SECRETARY RICE: Well, we had to take the time to build an international climate of opinion that Iran had certain steps
that it had to take. More than a year ago it was really a situation in which the Iranians were claiming that it was Iran
versus the United States. Now it's clearly the international community that is saying to Iran give up this program,
suspend this program and come back to talks on a civil nuclear program that can be acceptable to the international
community. This had to be built as a coalition, as a consensus among the international community. We had a Board of
Governors resolution just in February. This is the time now, now that these negotiations are set up in this way, for the
United States to lend its leadership and its weight to those negotiations.

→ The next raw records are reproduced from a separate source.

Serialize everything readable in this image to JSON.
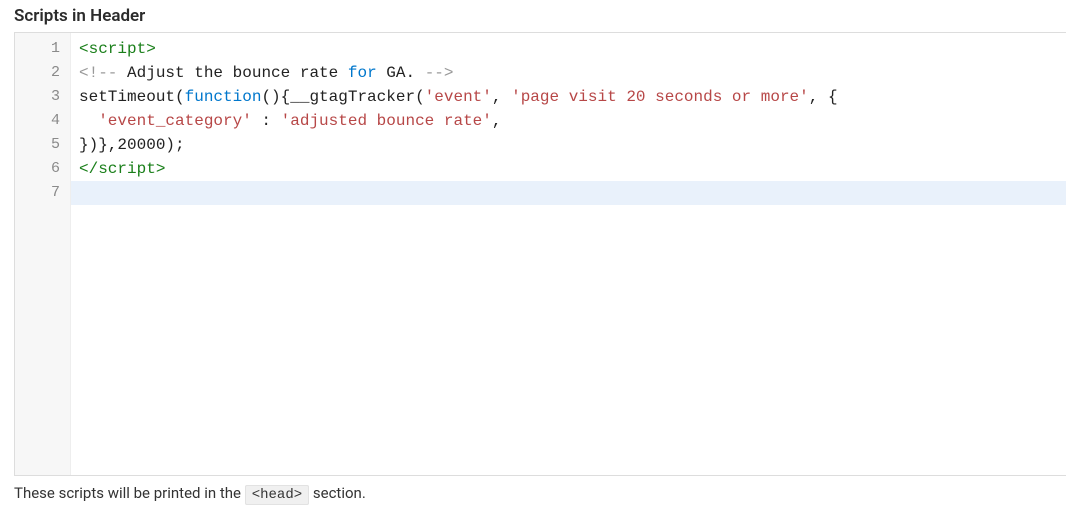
{
  "section": {
    "title": "Scripts in Header"
  },
  "editor": {
    "lines": [
      {
        "n": 1,
        "tokens": [
          {
            "cls": "tok-tag",
            "t": "<script>"
          }
        ]
      },
      {
        "n": 2,
        "tokens": [
          {
            "cls": "tok-comment",
            "t": "<!-- "
          },
          {
            "cls": "tok-plain",
            "t": "Adjust the bounce rate "
          },
          {
            "cls": "tok-kw",
            "t": "for"
          },
          {
            "cls": "tok-plain",
            "t": " GA. "
          },
          {
            "cls": "tok-comment",
            "t": "-->"
          }
        ]
      },
      {
        "n": 3,
        "tokens": [
          {
            "cls": "tok-plain",
            "t": "setTimeout("
          },
          {
            "cls": "tok-kw",
            "t": "function"
          },
          {
            "cls": "tok-plain",
            "t": "(){__gtagTracker("
          },
          {
            "cls": "tok-str",
            "t": "'event'"
          },
          {
            "cls": "tok-plain",
            "t": ", "
          },
          {
            "cls": "tok-str",
            "t": "'page visit 20 seconds or more'"
          },
          {
            "cls": "tok-plain",
            "t": ", {"
          }
        ]
      },
      {
        "n": 4,
        "tokens": [
          {
            "cls": "tok-plain",
            "t": "  "
          },
          {
            "cls": "tok-str",
            "t": "'event_category'"
          },
          {
            "cls": "tok-plain",
            "t": " : "
          },
          {
            "cls": "tok-str",
            "t": "'adjusted bounce rate'"
          },
          {
            "cls": "tok-plain",
            "t": ","
          }
        ]
      },
      {
        "n": 5,
        "tokens": [
          {
            "cls": "tok-plain",
            "t": "})},20000);"
          }
        ]
      },
      {
        "n": 6,
        "tokens": [
          {
            "cls": "tok-tag",
            "t": "</"
          },
          {
            "cls": "tok-tag",
            "t": "script>"
          }
        ]
      },
      {
        "n": 7,
        "tokens": [
          {
            "cls": "tok-plain",
            "t": ""
          }
        ],
        "active": true
      }
    ]
  },
  "help": {
    "before": "These scripts will be printed in the ",
    "code": "<head>",
    "after": " section."
  }
}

QUESTION: And just briefly, we have maybe 30 seconds, why permit Iran to have nuclear power plants? Didn't we always say
we wouldn't do that?
SECRETARY RICE: Well, we fundamentally don't understand why Iran has to have civil nuclear power. It's a major oil
producer. But nuclear power is a part of an energy strategy that keeps one from being so dependent on hydrocarbons. We
ourselves have said that. The important thing, though, is that it has to be a civil nuclear program that is acceptable,
and that means a civil nuclear program that does not have the proliferation risk of the full fuel cycle on Iranian
territory. What Iran must not do is use a civil nuclear program to hide a nuclear weapons program.
QUESTION: Thank you very much, Madame Secretary.
SECRETARY RICE: Thank you very much.